What do you do in the moment, though? I’m going to assume, from the question and the connotations of “mature lady,” that a direct approach (“Whoa! There’s personal stuff there!” followed by a quick phone-snatch) would not have been appropriate. It sounds as though some kind of mutual face-saving performance was required.

So take a page from the magicians’ handbook and misdirect. Say something meaningless, then simultaneously hand Dear Grabby something else and take the desired item back: “Oh, heavens, that’s my phone, did you see the latest article in Catster?” — as you hand her the magazine. “That’s my phone” isn’t an accusation, it’s a mild-voiced discovery, a placebic excuse. “Just that one picture” would work, too.

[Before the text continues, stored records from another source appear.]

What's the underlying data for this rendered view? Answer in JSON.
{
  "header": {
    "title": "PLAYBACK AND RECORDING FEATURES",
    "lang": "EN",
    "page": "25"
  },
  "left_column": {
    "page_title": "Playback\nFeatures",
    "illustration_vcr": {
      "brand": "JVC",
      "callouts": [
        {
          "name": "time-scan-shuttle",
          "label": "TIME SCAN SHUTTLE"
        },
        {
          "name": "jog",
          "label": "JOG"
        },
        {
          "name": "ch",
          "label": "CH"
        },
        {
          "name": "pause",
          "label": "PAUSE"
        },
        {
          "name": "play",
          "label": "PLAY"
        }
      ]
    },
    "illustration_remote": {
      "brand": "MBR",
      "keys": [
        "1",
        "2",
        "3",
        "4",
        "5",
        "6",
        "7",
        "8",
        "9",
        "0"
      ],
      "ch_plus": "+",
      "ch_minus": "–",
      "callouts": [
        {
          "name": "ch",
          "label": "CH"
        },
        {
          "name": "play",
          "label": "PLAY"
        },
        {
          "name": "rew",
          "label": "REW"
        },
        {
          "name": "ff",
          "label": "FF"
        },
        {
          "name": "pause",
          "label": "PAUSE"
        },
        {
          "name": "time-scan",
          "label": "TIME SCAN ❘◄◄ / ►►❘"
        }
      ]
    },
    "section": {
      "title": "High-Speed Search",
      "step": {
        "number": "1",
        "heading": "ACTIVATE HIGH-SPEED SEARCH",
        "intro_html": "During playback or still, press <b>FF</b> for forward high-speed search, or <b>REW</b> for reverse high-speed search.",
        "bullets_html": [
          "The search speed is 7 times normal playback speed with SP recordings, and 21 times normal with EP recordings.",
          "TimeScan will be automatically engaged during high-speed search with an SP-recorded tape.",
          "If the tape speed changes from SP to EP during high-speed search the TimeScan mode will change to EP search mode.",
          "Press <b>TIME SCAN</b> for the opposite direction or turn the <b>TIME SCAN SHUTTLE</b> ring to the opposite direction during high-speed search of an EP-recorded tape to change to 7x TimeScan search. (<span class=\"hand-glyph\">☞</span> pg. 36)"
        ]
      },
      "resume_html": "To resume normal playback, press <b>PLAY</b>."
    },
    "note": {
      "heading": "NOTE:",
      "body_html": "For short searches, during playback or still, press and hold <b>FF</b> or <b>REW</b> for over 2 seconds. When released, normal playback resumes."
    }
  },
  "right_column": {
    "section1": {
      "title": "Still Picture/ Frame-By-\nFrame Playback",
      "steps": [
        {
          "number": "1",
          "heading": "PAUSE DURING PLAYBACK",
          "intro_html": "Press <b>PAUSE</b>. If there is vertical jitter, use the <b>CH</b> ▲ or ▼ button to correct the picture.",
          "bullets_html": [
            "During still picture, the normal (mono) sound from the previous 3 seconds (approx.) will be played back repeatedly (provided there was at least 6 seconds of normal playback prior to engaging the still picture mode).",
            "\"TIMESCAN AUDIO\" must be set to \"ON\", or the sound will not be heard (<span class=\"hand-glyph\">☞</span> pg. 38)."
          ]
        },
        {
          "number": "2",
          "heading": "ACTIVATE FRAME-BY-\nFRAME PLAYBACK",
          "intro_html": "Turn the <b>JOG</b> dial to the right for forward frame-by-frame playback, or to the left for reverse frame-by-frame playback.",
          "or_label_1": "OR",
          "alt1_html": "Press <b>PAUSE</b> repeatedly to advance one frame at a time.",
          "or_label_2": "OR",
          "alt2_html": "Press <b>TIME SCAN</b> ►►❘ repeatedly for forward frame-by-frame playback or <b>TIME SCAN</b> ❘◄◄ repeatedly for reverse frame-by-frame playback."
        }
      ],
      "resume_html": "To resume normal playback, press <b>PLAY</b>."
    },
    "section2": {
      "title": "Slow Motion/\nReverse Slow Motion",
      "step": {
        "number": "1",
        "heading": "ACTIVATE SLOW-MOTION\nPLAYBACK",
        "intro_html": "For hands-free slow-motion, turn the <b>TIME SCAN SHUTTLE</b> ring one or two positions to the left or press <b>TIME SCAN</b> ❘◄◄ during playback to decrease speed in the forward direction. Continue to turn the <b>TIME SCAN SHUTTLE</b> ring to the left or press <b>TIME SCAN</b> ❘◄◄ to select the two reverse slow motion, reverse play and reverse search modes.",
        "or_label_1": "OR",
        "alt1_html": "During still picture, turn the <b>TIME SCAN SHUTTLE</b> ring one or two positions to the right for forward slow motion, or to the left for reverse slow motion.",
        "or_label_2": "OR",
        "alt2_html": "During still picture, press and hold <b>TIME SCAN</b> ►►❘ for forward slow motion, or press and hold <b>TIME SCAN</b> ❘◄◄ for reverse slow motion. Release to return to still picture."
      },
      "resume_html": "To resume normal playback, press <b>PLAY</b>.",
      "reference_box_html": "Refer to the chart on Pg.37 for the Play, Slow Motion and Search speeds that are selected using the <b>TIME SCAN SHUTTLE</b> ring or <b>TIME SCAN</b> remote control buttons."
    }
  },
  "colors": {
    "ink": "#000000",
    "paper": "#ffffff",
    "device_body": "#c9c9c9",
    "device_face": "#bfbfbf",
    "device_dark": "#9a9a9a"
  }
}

Three and a half years ago, a close friend stopped returning calls and e-mail. I thought she might be sick or traveling. I tried to apologize, though I didn’t know what I may have done. I gave her space and tried again. Nothing. Yesterday a mutual friend wrote me this woman’s mother had died. I feel compelled to send a condolence note. But I don’t want to use this as an opportunity to make a grand gesture or try to mend the friendship. Would I be intruding on her clear actions to shut me out?


S.G. / Boston

I’m so sorry. I’ve been there — more people have than you realize.

Send the condolence. You aren’t violating a boundary, because your former friend never asked you to stop contacting her, or made any active effort to end your relationship. If you keep the note focused on her immediate bereavement, there is little chance you’ll be misinterpreted, and doing the right thing will help you feel you’re being true to yourself.

And you need that, because one thing that happens when close friends ghost like this is we gaslight ourselves. (Did the relationship exist the way I thought it did? Am I actually a terrible friend?) Send the note. You can trust your instincts. You really can.

Miss Conduct is Robin Abrahams, a writer with a PhD in psychology.